You need to rename your function from my_exit to syscall__exit_group.

Why does this matter? BPF programs named in this way get special handling from BCC. Here's what the documentation says:

8. system call tracepoints

Syntax: syscall__SYSCALLNAME

syscall__ is a special prefix that creates a kprobe for the system call name provided as the remainder. You can use it by declaring a normal C function, then using the Python BPF.get_syscall_fnname(SYSCALLNAME) and BPF.attach_kprobe() to associate it.

Arguments are specified on the function declaration: syscall__SYSCALLNAME(struct pt_regs *ctx, [, argument1 ...]).

For example:

int syscall__execve(struct pt_regs *ctx,
    const char __user *filename,
    const char __user *const __user *__argv,
    const char __user *const __user *__envp)
{
    [...]
}

This instruments the execve system call.

Source.

Corrected Code

from bcc import BPF

def main():
    bpftext = """
    #include <uapi/linux/ptrace.h>

    void syscall__exit_group(struct pt_regs *ctx, int status){
        bpf_trace_printk("%d", status);
    }
    """

    bpf = BPF(text=bpftext)
    fname = bpf.get_syscall_fnname('exit_group')
    bpf.attach_kprobe(event=fname, fn_name='syscall__exit_group')

    while True:
        print(bpf.trace_fields())


if __name__ == '__main__':
    main()

Output from the sample program exiting:

(b'<...>', 14896, 0, b'd...1', 3996.079261, b'5')

How it Works

After BCC transforms your BPF program, this results in a slightly different interpretation of the arguments passed. You can use bpf = BPF(text=bpftext, debug=bcc.DEBUG_PREPROCESSOR) to see how your code is transformed.

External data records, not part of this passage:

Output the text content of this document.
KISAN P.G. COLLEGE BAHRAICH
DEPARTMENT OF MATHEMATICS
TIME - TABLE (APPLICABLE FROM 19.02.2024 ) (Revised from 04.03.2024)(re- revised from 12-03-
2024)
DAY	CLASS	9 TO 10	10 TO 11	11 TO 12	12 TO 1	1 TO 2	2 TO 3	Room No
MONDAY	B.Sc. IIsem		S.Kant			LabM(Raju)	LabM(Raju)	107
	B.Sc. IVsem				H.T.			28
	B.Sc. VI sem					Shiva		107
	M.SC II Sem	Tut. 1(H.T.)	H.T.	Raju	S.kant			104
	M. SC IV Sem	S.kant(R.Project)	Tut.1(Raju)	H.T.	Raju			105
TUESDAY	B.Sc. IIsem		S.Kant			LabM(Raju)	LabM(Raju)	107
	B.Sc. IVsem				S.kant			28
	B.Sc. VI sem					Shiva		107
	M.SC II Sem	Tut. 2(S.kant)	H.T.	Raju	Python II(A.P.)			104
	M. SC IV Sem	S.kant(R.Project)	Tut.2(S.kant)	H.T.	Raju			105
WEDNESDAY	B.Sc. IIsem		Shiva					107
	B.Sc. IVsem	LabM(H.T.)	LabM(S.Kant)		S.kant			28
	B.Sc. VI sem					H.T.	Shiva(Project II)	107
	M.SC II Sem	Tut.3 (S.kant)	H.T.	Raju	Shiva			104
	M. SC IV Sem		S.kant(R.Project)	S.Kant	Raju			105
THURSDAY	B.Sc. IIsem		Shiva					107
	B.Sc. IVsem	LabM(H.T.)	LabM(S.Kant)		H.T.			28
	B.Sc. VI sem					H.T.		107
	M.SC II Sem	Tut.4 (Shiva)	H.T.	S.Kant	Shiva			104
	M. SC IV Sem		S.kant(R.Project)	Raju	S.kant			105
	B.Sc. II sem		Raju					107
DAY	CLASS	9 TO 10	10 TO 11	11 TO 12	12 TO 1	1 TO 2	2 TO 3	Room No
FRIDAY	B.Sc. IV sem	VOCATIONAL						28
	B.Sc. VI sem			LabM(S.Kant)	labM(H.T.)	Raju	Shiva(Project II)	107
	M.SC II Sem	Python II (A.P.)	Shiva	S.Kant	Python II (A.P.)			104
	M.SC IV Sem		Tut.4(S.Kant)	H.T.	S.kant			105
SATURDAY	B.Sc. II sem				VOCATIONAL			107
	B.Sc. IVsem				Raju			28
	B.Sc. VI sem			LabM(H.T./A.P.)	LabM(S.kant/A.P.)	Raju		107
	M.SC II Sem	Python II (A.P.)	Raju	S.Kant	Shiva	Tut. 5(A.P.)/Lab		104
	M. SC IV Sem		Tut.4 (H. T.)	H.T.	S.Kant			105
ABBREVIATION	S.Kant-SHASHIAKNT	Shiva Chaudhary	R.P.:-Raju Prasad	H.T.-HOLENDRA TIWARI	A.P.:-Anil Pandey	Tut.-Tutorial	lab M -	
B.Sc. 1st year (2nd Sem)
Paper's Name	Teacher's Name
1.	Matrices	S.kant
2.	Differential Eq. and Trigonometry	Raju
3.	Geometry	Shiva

Here's what happens without the syscall__ prefix:

void my_exit(struct pt_regs *ctx){
 int status = ctx->di;
        ({ char _fmt[] = "%d"; bpf_trace_printk_(_fmt, sizeof(_fmt), status); });
    }

This reads in the RDI register and interprets it as the syscall argument.

On the other hand, here's what happens if it's named syscall__exit_group:

void syscall__exit_group(struct pt_regs *ctx){
#if defined(CONFIG_ARCH_HAS_SYSCALL_WRAPPER) && !defined(__s390x__)
 struct pt_regs * __ctx = ctx->di;
 int status; bpf_probe_read(&status, sizeof(status), &__ctx->di);
#else
 int status = ctx->di;
#endif

        ({ char _fmt[] = "%d"; bpf_trace_printk_(_fmt, sizeof(_fmt), status); });
    }

If the CONFIG_ARCH_HAS_SYSCALL_WRAPPER is defined (it is on x86_64) then the RDI register is interpreted as a pointer to a struct pt_regs, which looks up the RDI register in that, which is the first argument to exit_group().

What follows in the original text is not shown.